W - Une

[FNC] W — Quand Sade est au rendez-vous

« Je ne suis pas un homme. »

Malade en phase terminale, Madame Europa (Anna Eriksson) languit à son dernier poste en compagnie de son homme-machine chinois (Parco Lee). Il y a une relation sadomasochiste entre eux. Ils fuient une guerre qui approche inexorablement à travers les ténèbres.

Ailleurs, dans un institut entouré d’un glacier, un groupe d’infirmières sous régime totalitaire exécutent fidèlement leurs routines quotidiennes régressives. L’État auquel ils s’inclinent s’est effondré il y a longtemps, mais les infirmières refusent d’y croire. Un inconnu vient troubler leur transe.

Les personnages de ces deux histoires se rencontrent en tant qu’acteurs derrière les rideaux, pour constater que la réalité n’est pas très différente des histoires qu’ils jouent. Alors que la guerre fait rage de l’autre côté du rideau, ils se tourmentent avec leur désespoir et leur confusion évoqués par une réalisation amère : le monde qu’ils connaissaient autrefois a disparu.

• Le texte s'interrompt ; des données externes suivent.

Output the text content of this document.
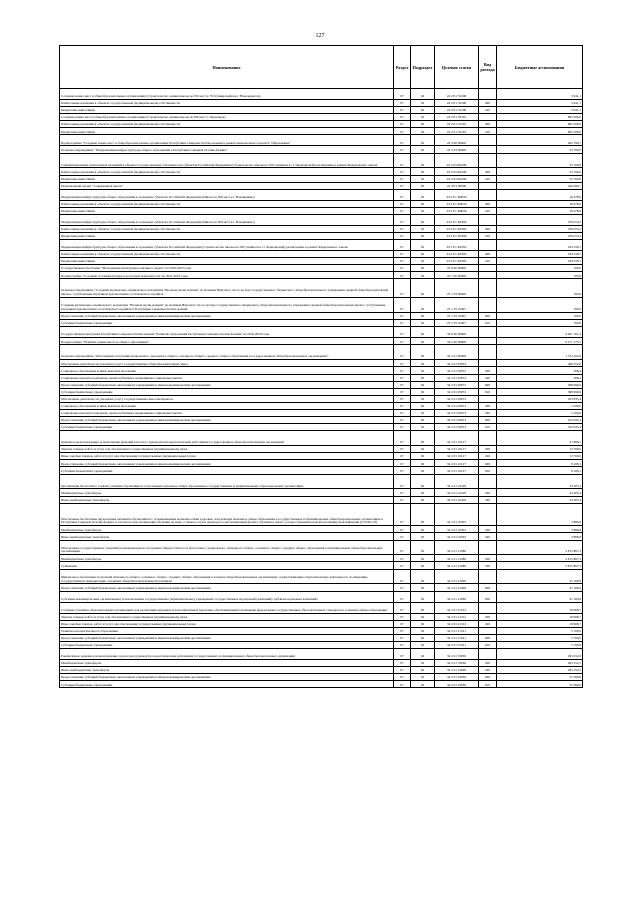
127
Наименование	Раздел	Подраздел	Целевая статья	Вид расхода	Бюджетные ассигнования
Создание новых мест в общеобразовательных организациях (Строительство здания школы на 350 мест в 78-32 микрорайоне г. Новочеркасск)	07	02	24 2 E1 55200		3 941,1
Капитальные вложения в объекты государственной (муниципальной) собственности	07	02	24 2 E1 55200	400	3 941,1
Бюджетные инвестиции	07	02	24 2 E1 55200	410	3 941,1
Создание новых мест в общеобразовательных организациях (Строительство здания школы на 200 мест г. Черноярск)	07	02	24 2 E1 55201		865 206,0
Капитальные вложения в объекты государственной (муниципальной) собственности	07	02	24 2 E1 55201	400	865 206,0
Бюджетные инвестиции	07	02	24 2 E1 55201	410	865 206,0
Подпрограмма "Создание новых мест в общеобразовательных организациях Республики Северная Осетия-Алания в рамках национального проекта "Образование"	07	02	24 3 00 00000		465 799,7
Основное мероприятие "Модернизация инфраструктуры общего образования в Республике Северная Осетия-Алания"	07	02	24 3 03 00000		23 700,0
Софинансирование капитальных вложений в объекты государственной собственности субъектов Российской Федерации (Строительство школы на 500 учащихся в ст. Черноярской) реализуемые в рамках Федерального закона	07	02	24 3 03 R2296		23 700,0
Капитальные вложения в объекты государственной (муниципальной) собственности	07	02	24 3 03 R2296	400	23 700,0
Бюджетные инвестиции	07	02	24 3 03 R2296	410	23 700,0
Региональный проект "Современная школа"	07	02	24 3 E1 00000		442 099,7
Модернизация инфраструктуры общего образования в отдельных субъектах Российской Федерации (Школа на 500 мест в г. Владикавказ)	07	02	24 3 E1 R0056		18 478,9
Капитальные вложения в объекты государственной (муниципальной) собственности	07	02	24 3 E1 R0056	400	18 478,9
Бюджетные инвестиции	07	02	24 3 E1 R0056	410	18 478,9
Модернизация инфраструктуры общего образования в отдельных субъектах Российской Федерации (Школа на 500 мест в г. Владикавказ)	07	02	24 3 E1 R2392		239 074,2
Капитальные вложения в объекты государственной (муниципальной) собственности	07	02	24 3 E1 R2392	400	239 074,2
Бюджетные инвестиции	07	02	24 3 E1 R2392	410	239 074,2
Модернизация инфраструктуры общего образования в отдельных субъектах Российской Федерации (Строительство школы на 500 учащихся в ст. Черноярской) реализуемые в рамках Федерального закона	07	02	24 3 E1 R2393		184 556,7
Капитальные вложения в объекты государственной (муниципальной) собственности	07	02	24 3 E1 R2393	400	184 556,7
Бюджетные инвестиции	07	02	24 3 E1 R2393	410	184 556,7
Государственная программа "Молодежная культурная политика в округе" на 2018-2023 годы	07	02	25 0 00 00000		700,0
Подпрограмма "Создание условий культурно-досуговой деятельности" на 2021-2025 годы	07	02	25 1 00 00000		700,0
Основное мероприятие "Создание музыкально-сценического коллектива "Вольная песня Алании" по мотивам Нартского эпоса на базе государственного бюджетного общеобразовательного учреждения средней общеобразовательной школы с углубленным изучением художественно-эстетического профиля	07	02	25 1 03 00000		700,0
Создание музыкально-сценического коллектива "Вольная песня Алании" по мотивам Нартского эпоса на базе государственного бюджетного общеобразовательного учреждения средней общеобразовательной школы с углубленным изучением художественно-эстетического профиля в Республике Северная Осетия-Алания	07	02	25 1 03 10407		700,0
Предоставление субсидий бюджетным, автономным учреждениям и иным некоммерческим организациям	07	02	25 1 03 10407	600	700,0
Субсидии бюджетным учреждениям	07	02	25 1 03 10407	610	700,0
Государственная программа Республики Северная Осетия-Алания "Развитие образования Республики Северная Осетия-Алания" на 2016-2020 годы	07	02	34 0 00 00000		4 061 701,4
Подпрограмма "Развитие дошкольного и общего образования"	07	02	34 2 00 00000		4 271 175,5
Основное мероприятие "Обеспечение получения дошкольного, начального общего, основного общего, среднего общего образования в государственных общеобразовательных организациях"	07	02	34 2 01 00000		1 572 102,9
Обеспечение деятельности (оказание услуг) государственных общеобразовательных школ	07	02	34 2 01 03032		469 352,0
Социальное обеспечение и иные выплаты населению	07	02	34 2 01 03072	300	368,4
Социальные выплаты гражданам, кроме публичных нормативных социальных выплат	07	02	34 2 01 03072	320	368,4
Предоставление субсидий бюджетным, автономным учреждениям и иным некоммерческим организациям	07	02	34 2 01 03072	600	368 990,6
Субсидии бюджетным учреждениям	07	02	34 2 01 03072	610	368 990,6
Обеспечение деятельности (оказание услуг) государственных школ-интернатов	07	02	34 2 01 03073		453 835,4
Социальное обеспечение и иные выплаты населению	07	02	34 2 01 03073	300	1 200,0
Социальные выплаты гражданам, кроме публичных нормативных социальных выплат	07	02	34 2 01 03073	320	1 200,0
Предоставление субсидий бюджетным, автономным учреждениям и иным некоммерческим организациям	07	02	34 2 01 03073	600	452 635,4
Субсидии бюджетным учреждениям	07	02	34 2 01 03073	610	452 635,4
Денежное вознаграждение за выполнение функций классного руководителя педагогическим работникам государственных общеобразовательных организаций	07	02	34 2 01 10127		21 868,1
Закупка товаров, работ и услуг для обеспечения государственных (муниципальных) нужд	07	02	34 2 01 10127	200	13 700,0
Иные закупки товаров, работ и услуг для обеспечения государственных (муниципальных) нужд	07	02	34 2 01 10127	240	13 700,0
Предоставление субсидий бюджетным, автономным учреждениям и иным некоммерческим организациям	07	02	34 2 01 10127	600	8 168,1
Субсидии бюджетным учреждениям	07	02	34 2 01 10127	610	8 168,1
Организация бесплатного горячего питания обучающихся, получающих начальное общее образование в государственных и муниципальных образовательных организациях	07	02	34 2 01 10418		33 405,4
Межбюджетные трансферты	07	02	34 2 01 10418	500	33 405,4
Иные межбюджетные трансферты	07	02	34 2 01 10418	540	33 405,4
Обеспечение бесплатным двухразовым питанием обучающихся с ограниченными возможностями здоровья, получающих начальное общее образование в государственных и муниципальных общеобразовательных организациях в Республике Северная Осетия-Алания, в том числе при организации обучения на дому, а также в случае перехода на дистанционный формат обучения в связи с распространением новой коронавирусной инфекции (COVID-19)	07	02	34 2 01 10503		3 886,8
Межбюджетные трансферты	07	02	34 2 01 10503	500	3 886,8
Иные межбюджетные трансферты	07	02	34 2 01 10503	540	3 886,8
Обеспечение государственных гарантий реализации прав на получение общедоступного и бесплатного дошкольного, начального общего, основного общего, среднего общего образования в муниципальных общеобразовательных организациях	07	02	34 2 01 21280		2 815 867,3
Межбюджетные трансферты	07	02	34 2 01 21280	500	2 815 867,3
Субвенции	07	02	34 2 01 21280	530	2 815 867,3
Финансовое обеспечение получения начального общего, основного общего, среднего общего образования в частных общеобразовательных организациях, осуществляющих образовательную деятельность по имеющим государственную аккредитацию основным общеобразовательным программам	07	02	34 2 01 21290		47 109,9
Предоставление субсидий бюджетным, автономным учреждениям и иным некоммерческим организациям	07	02	34 2 01 21290	600	47 109,9
Субсидии некоммерческим организациям (за исключением государственных (муниципальных) учреждений, государственных корпораций (компаний), публично-правовых компаний)	07	02	34 2 01 21290	630	47 109,9
Создание условий в образовательных организациях для реализации ключевых и дополнительных программ, обеспечивающих реализацию федеральных государственных образовательных стандартов в основном общем образовании	07	02	34 2 01 21312		18 668,7
Закупка товаров, работ и услуг для обеспечения государственных (муниципальных) нужд	07	02	34 2 01 21312	200	18 668,7
Иные закупки товаров, работ и услуг для обеспечения государственных (муниципальных) нужд	07	02	34 2 01 21312	240	18 668,7
Развитие вспомогательного образования	07	02	34 2 01 27221		5 709,9
Предоставление субсидий бюджетным, автономным учреждениям и иным некоммерческим организациям	07	02	34 2 01 27221	600	5 709,9
Субсидии бюджетным учреждениям	07	02	34 2 01 27221	610	5 709,9
Ежемесячное денежное вознаграждение за классное руководство педагогическим работникам государственных и муниципальных общеобразовательных организаций	07	02	34 2 01 53030		293 252,6
Межбюджетные трансферты	07	02	34 2 01 53030	500	265 252,5
Иные межбюджетные трансферты	07	02	34 2 01 53030	540	265 252,5
Предоставление субсидий бюджетным, автономным учреждениям и иным некоммерческим организациям	07	02	34 2 01 53030	600	27 999,6
Субсидии бюджетным учреждениям	07	02	34 2 01 53030	610	27 999,6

Avec W, Anna Eriksson pousse encore plus loin la perversion qu’elle l’avait fait avec M en 2019. Dans ce film finlandais, en français et cantonais, elle réfléchit sur le monde qui l’entoure.

Lent

Avec ses 101 minutes et son rythme lent, W n’est certainement pas un film pour tout le monde. Disons qu’il se regarde plus comme on assiste à une performance artistique. Eriksson est une artiste avant d’être une cinéaste, et ça se voit dans ses 2 œuvres.

W - Lent
Europa (Anna Eriksson)

Ce n’est certainement pas négatif que de créer une œuvre artistique de façon cinématographique. La Finlandaise crée, d’ailleurs, une création troublante et déstabilisante. Honnêtement, c’est exactement ce qu’on recherche lorsqu’on se présente au FNC. 

Je disais donc que pour apprécier W, il faut se préparer mentalement à visionner une performance subtile et choquante. Eriksson tient le rôle principal et se dévoile tant physiquement que psychologiquement au spectateur. Sa performance est troublante dans cet univers sombre qui n’est pas sans rappeler ceux de David Lynch.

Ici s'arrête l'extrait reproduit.